Deriso e sbeffeggiato sul treno insulti omofobi dopo il Pride

28 Giugno 2023

CHIETI. «Ehi, tu! Fr...! Biglietto del treno, grazie!». E giù risate di scherno e schiamazzi nei confronti di un pendolare sulla tratta Chieti-Sulmona. Le parole si sentono chiaramente in un video,...

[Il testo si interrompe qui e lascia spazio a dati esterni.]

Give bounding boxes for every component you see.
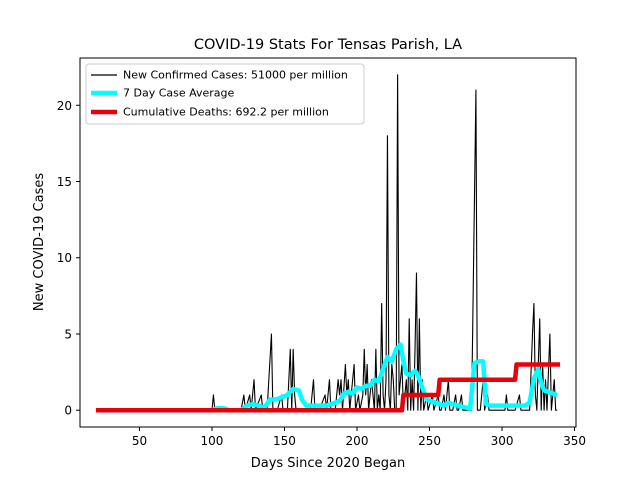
y-tick-label: 0 bbox=[64, 404, 72, 418]
legend-label-average: 7 Day Case Average bbox=[123, 87, 235, 100]
legend-box bbox=[85, 63, 365, 125]
y-tick-label: 10 bbox=[57, 251, 72, 265]
y-axis-label: New COVID-19 Cases bbox=[32, 173, 47, 311]
plot-area bbox=[95, 74, 561, 413]
chart-title: COVID-19 Stats For Tensas Parish, LA bbox=[194, 37, 462, 53]
y-tick-label: 15 bbox=[57, 175, 72, 189]
x-tick-label: 200 bbox=[346, 434, 369, 448]
y-axis: 0 5 10 15 20 bbox=[57, 99, 80, 418]
x-axis-label: Days Since 2020 Began bbox=[251, 456, 406, 471]
series-line-deaths bbox=[95, 362, 561, 413]
y-tick-label: 5 bbox=[64, 327, 72, 341]
x-tick-label: 150 bbox=[273, 434, 296, 448]
y-tick-label: 20 bbox=[57, 99, 72, 113]
x-tick-label: 100 bbox=[201, 434, 224, 448]
x-tick-label: 350 bbox=[563, 434, 586, 448]
x-tick-label: 50 bbox=[132, 434, 147, 448]
legend: New Confirmed Cases: 51000 per million 7… bbox=[85, 63, 365, 125]
x-axis: 50 100 150 200 250 300 350 bbox=[132, 427, 586, 448]
legend-label-confirmed: New Confirmed Cases: 51000 per million bbox=[123, 69, 348, 82]
legend-label-deaths: Cumulative Deaths: 692.2 per million bbox=[123, 106, 329, 119]
series-line-average bbox=[211, 342, 558, 413]
x-tick-label: 300 bbox=[491, 434, 514, 448]
x-tick-label: 250 bbox=[418, 434, 441, 448]
plot-frame bbox=[79, 57, 577, 428]
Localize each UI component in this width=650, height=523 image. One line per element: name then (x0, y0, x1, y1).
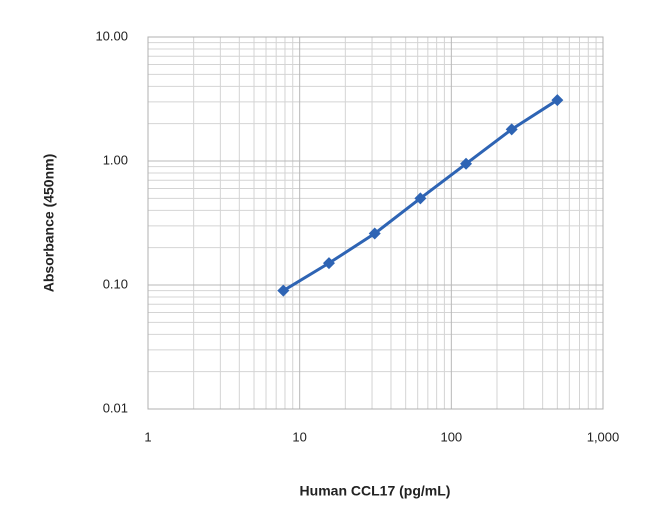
y-tick-label: 1.00 (103, 152, 128, 167)
data-point (322, 257, 335, 270)
y-tick-label: 10.00 (95, 28, 128, 43)
data-point (551, 94, 564, 107)
data-point (460, 157, 473, 170)
y-tick-label: 0.01 (103, 400, 128, 415)
plot-frame (147, 36, 604, 410)
x-tick-label: 1 (144, 429, 151, 444)
data-point (505, 123, 518, 136)
data-point (414, 192, 427, 205)
data-point (368, 227, 381, 240)
y-axis-title: Absorbance (450nm) (41, 154, 57, 292)
x-tick-label: 100 (440, 429, 462, 444)
x-tick-label: 1,000 (587, 429, 620, 444)
y-tick-label: 0.10 (103, 276, 128, 291)
x-axis-title: Human CCL17 (pg/mL) (300, 483, 451, 499)
data-point (277, 284, 290, 297)
x-tick-label: 10 (292, 429, 306, 444)
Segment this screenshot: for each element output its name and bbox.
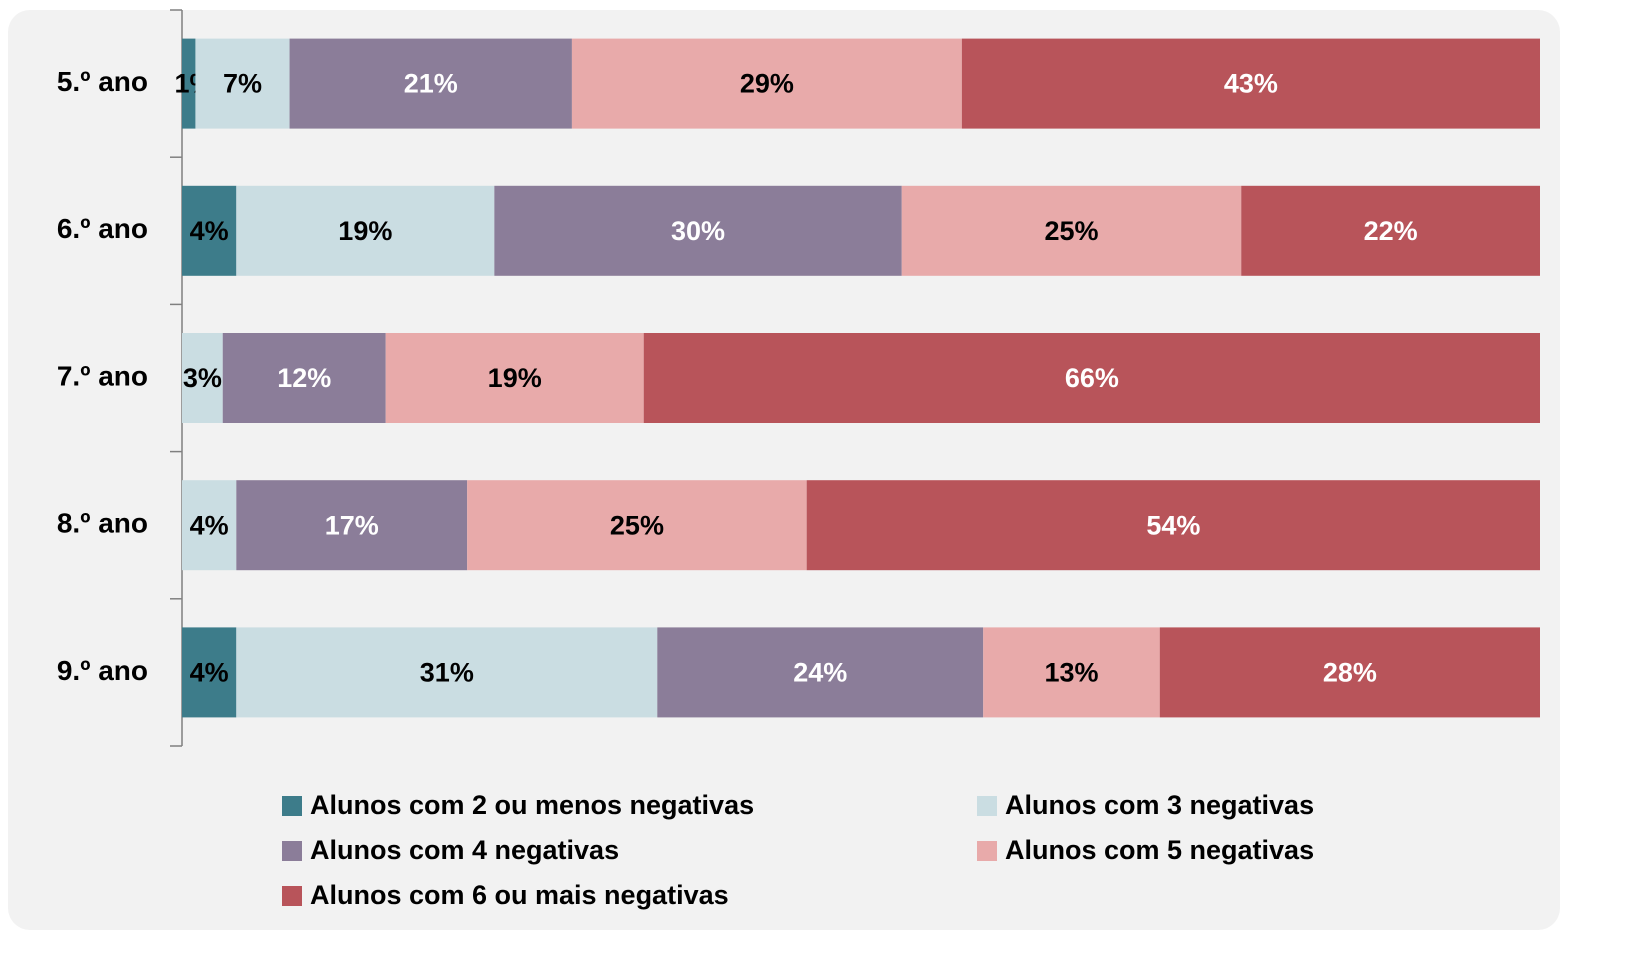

CHIETI. «Ehi, tu! Fr...! Biglietto del treno, grazie!». E giù risate di scherno e schiamazzi nei confronti di un pendolare sulla tratta Chieti-Sulmona. Le parole si sentono chiaramente in un video, diffuso dai coordinatori dell’Abruzzo Pride Fabio Milillo e Manuela Di Nardo, che denunciano l’episodio omofobo e raccontano che il giovane è stato deriso e preso in giro «per una semplice bandierina rainbow e due strisce arcobaleno sul viso». I portavoce riferiscono anche che, dopo il corteo di sabato scorso, qualcuno «dalla matrice chiaramente fascista» ha attaccato verbalmente le famiglie arcobaleno con le loro bambine e i loro bambini. Il gruppo è stato poi accompagnato alle auto dalle forze dell’ordine. «Sono stati visti», dicono Milillo e Di Nardo, «due anziani signori intenti a sputare sul corteo in marcia dai propri balconi». Immediata la solidarietà dell’Arci e anche del deputato dem Alessandro Zan, responsabile diritti nella segreteria nazionale Pd, che scrive su Twitter: «A loro tutta la mia solidarietà. A Meloni, Salvini, Roccella, Piantedosi dico: fermatevi, la vostra campagna d’odio e discriminazione istituzionale vi sta sfuggendo di mano». Gli organizzatori del Pride chiedono al Governo e alla Regione «immediate misure concrete per garantire la tutela delle persone LGBTQIA+». (y.g.)